CHAPTER VII
DEFINITION OF THE CONSCIOUSNESS—THE SEPARABILITY OF THE CONSCIOUSNESS FROM ITS OBJECT—DISCUSSION OF IDEALISM
One last question suggests itself with regard to the consciousness. In what measure is it separable from the object? Do the consciousness and its object form two things or only one?
Under observation these two terms constantly show themselves united. We experience a sensation and have consciousness of it; it is the same fact expressed in two different ways. All facts of our perception thus present themselves, and they are one. But our reason may outstrip our observation. We are able to make a distinction between the two elements being and being perceived. This is not an experimental but an ideological distinction, and an abstraction that language makes easy.

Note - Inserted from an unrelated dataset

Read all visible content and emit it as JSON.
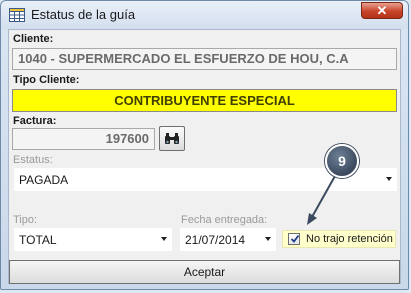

Can we go further, and suppose one of the parts thus analysed capable of existing without the other? Can sensation exist as physical expression, as an object; without being illuminated by the consciousness? Can the consciousness exist without having an object?
Let us first speak of the existence of the object when considered as separated from the consciousness. The problem is highly complicated.
It has sometimes been connected with the idealist thesis according to which the object of consciousness, being itself a modality of the consciousness, cannot exist apart from it—that is to say, outside the periods in which it is perceived. It would therefore result from this that this separation between existence and perception might be made, when it is admitted (contrary to the idealist hypothesis) that the object perceived is material and the consciousness which perceives it mental. In this case, it will be thought, there is no link of solidarity between the consciousness and its continuity. But I am not of that opinion. The union of the consciousness and its object is one of fact, which presents itself outside any hypothesis on the nature of the object. It is observation which demonstrates to us that we must perceive an object to be assured of its existence; the reason, moreover, confirms the necessity of this condition, which remains true whatever may be the "stuff" of the object.
Having stated this, the question is simply to know whether this observation of fact should be generalised or not. We may, it seems to me, decline to generalise it without falling into a contradiction in terms. It may be conceived that the objects which we are looking at continue to exist, without change, during the moments when we have lost sight of them. This seems reasonable enough, and is the opinion of "common" sense.[30]